6
« : 31 Temmuz 2014, 19:57:14 »
Birkaç yıl önce sahile gömülmüş bir şişede üç dört sayfalık bir hikaye buldum. Korkunç bir olaydan bahsediyordu. Bir hafta boyunca rüyalarıma girecek kadar beni etkilemişti. Ancak sonunda hasta bir zihninin saçmalıklarıdır diyerek sayfaları yaktım ve uğursuz öyküden tamamen kurtulduğumu düşündüm. Fakat bu kitabı elime aldığımda tekrar o uğursuz hikaye zihnime dolandı. O sayfalardaki korkunun bütün ayrıntıları beynimi yeniden ele geçirdi, yine o kabuslarla uyanmaya başladım. Sanırım bu kabustan kurtulmanın tek yolu hikayeyi anlatmak.
Dexter o gün verandada dinlenirken onu uyandıran çığlığı duyduğunda çiftliğin yakınlarında tek bir yerleşim olmadığı için bunun Charles’tan geldiğini biliyordu. Gelen çığlıkla yerinden doğruldu, ses Charles’ın koyunları otlattığı yerden, yakındaki yamaçtan gelmişti. Yerinden hızla doğrulup koşarak yamaca ilerledi. Yamacın kenarına vardığında ne koyunları ne Charles’ı görebildi. Yamaç boyu ilerleyerek etrafına bakınırken onu gördü. Daha önce yüzlerce kez buradan geçmişti, burada böyle bir oyuğun olmadığına yemin edebilirdi.
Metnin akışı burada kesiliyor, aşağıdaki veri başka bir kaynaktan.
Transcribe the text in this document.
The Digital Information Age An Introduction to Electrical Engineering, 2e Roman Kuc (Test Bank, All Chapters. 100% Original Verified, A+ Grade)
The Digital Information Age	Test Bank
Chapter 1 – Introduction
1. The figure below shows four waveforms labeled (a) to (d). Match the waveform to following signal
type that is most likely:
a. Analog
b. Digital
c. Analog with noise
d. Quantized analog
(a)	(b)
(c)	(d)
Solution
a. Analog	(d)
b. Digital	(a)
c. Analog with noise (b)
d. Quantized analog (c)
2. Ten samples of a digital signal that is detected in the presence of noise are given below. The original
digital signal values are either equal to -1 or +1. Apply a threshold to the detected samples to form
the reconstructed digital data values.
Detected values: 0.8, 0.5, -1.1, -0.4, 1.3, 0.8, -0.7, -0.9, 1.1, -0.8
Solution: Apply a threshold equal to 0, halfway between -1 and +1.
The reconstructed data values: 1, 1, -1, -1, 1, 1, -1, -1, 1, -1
O uğursuz iki üç metre çapındaki oyuk, yamacın içlerine doğru karararak ilerliyordu. Oyuğa seslendi, “Charles orada mısın?” sesi yankılanmadan oyuğun içinde kayboldu. Kararsız bir şekilde oyuğun girişinde bir yanıt bekledi. Tekrar bağırdı. Bu defa Charles’dan geldiğine emin olduğu ancak daha önce duymadığı kadar umutsuzluk ve korku dolu bir fısıltı yükseldi oyuktan “Yardım et!”… “Yalvarırım yardım et!” Dexter bu yakarış karşısında ürperdi. Ne yapacağını bilemez bir halde oyuğun başında duraksadı. Bütün içgüdüleri bu uğursuz oyuktan ilelebet uzak durmasını haykırırken, Charles içeride ondan yardım istiyordu. Bu korkunun bedenini daha fazla ele geçirmesine fırsat vermeden koşarak eve dönüp fenerini ve tüfeğini aldı. Feneri yakıp oyuğun içerisinde ilerlemeye başladı.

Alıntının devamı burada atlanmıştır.